Lesson: Improvements in water quality as a result of BMPs may be offset by increasing nutrients in other sources

Recommendation: Restoration goals and expectations should be set with knowing the offsets are a reality and that desired outcomes from some BMPs might be eclipsed by increases in other sources

lesson 6 stories
Lesson 6: Stories

Evidence: 6 CB and CBW stories, 5 itn’l/national stories

Case Studies

Bald Eagle Creek, PA: Even with large reductions in nutrient inputs, there were many factors changing at one time including a reduction in corn cropping and increase in legume cropping which coincided with an increase in base flow concentration of nitrogen and dissolved nitrite+nitrate

Patuxent River, MD: High levels of implementation (particularly NPS) need to be continued; reducing N and P inputs will be required to help offset the effects that would otherwise be experienced with population increases.

lesson 7
Lesson 7

Lesson:Apart from point source tracking, information is limited at the sub-county scale to track BMP implementation

Recommendation: Improvements are needed for local tracking of voluntary and cost-share BMPs to enhance models for targeting of BMP implementation

lesson 7 stories
Lesson 7: Stories

Evidence: 4 CB and CBW stories

Case Studies

Little Conestoga Creek, PA: Lack of information on the changes in nutrient applications from year to year and the degree of implementation of BMPs from farm to farm have affected the ability to determine effectiveness

German Branch Choptank River, MD: It was impossible to verify the full extent of BMP implementation, both in space and time.

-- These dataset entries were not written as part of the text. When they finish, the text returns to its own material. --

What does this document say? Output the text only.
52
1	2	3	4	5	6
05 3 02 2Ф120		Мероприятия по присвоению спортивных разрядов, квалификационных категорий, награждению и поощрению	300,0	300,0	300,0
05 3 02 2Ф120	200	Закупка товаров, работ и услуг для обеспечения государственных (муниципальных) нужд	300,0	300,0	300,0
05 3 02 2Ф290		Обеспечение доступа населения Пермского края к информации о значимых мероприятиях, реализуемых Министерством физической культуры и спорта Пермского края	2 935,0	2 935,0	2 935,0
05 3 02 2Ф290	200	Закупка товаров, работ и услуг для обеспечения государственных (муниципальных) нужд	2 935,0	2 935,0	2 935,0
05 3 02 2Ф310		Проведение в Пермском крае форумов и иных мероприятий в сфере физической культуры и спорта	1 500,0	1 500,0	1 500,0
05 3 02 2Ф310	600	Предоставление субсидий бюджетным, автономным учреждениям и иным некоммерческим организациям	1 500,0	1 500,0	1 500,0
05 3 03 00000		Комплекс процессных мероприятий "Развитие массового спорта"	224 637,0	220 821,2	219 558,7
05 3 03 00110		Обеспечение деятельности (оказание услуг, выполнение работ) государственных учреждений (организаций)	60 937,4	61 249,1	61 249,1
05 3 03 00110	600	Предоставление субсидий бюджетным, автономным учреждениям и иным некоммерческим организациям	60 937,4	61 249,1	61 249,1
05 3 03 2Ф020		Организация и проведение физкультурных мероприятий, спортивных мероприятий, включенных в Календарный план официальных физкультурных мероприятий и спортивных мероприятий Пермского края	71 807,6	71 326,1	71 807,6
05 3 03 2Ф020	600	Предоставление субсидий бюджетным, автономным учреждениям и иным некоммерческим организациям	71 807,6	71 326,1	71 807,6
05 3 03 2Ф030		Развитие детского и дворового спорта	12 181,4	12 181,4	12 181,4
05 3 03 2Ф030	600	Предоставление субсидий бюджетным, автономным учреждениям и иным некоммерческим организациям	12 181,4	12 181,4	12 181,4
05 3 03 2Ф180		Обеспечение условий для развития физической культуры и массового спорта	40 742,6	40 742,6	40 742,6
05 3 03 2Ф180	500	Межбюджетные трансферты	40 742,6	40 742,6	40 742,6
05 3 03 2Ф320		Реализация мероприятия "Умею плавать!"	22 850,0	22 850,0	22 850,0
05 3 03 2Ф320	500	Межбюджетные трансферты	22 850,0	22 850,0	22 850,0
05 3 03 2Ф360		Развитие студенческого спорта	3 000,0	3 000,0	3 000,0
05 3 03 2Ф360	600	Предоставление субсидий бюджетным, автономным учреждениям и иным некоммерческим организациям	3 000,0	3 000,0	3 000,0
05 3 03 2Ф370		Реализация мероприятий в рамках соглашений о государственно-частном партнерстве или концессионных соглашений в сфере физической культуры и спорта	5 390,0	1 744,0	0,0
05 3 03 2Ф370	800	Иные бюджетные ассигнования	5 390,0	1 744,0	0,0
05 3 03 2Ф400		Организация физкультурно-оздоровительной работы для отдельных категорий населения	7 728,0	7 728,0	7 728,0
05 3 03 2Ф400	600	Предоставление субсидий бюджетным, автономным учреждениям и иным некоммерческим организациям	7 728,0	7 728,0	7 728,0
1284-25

It was not clear where or that all BMPs were implemented simultaneously, therefore complicating signal detection.

lesson 8
Lesson 8

Lesson: Only 5% of BMP projects watershed-wide were monitored for their effectiveness and not at necessary scale to access effectiveness

Recommendation: Improvements are needed to enhance monitoring of BMPs as well as water quality and habitat responses

lesson 8 stories
Lesson 8: Stories

Evidence: 7 CB and CBW stories, 5 national stories

Case Studies

Anne Arundel County Streams, MD: There is a lack of pre-restoration data to evaluate response of streambank stabilization projects

German Branch Choptank River, MD: The scale of the project was too large to link specific BMPs to potential improvements in WQ

lesson 9
Lesson 9

Lesson: Most BMP implementation is not designed using lessons learned from rigorous evaluation results, rather on assumptions of the modeled efficiencies of BMPs

Recommendation: Evaluating the effectiveness of water quality and habitat monitoring programs and BMP projects will require a better understanding of the lessons learned from past BMP projects and the application of those lessons learned through adaptive management

lesson 9 stories
Lesson 9: Stories

Evidence: 4 CB and CBW stories, 1 national story

Case Studies

Minebank Run, MD: Restored streams in urban watershed may have different capability of transforming nitrogen at the riparian-zone-stream interface than streams in undeveloped watersheds that have been much more thoroughly studied

CBW-wide study (Weammert): More research on conservation effects at field and watershed scales is needed as there is much spatial and management variability. More information is essential so that uncertainty in estimates of conservation effects can be reduced in model “efficiencies”.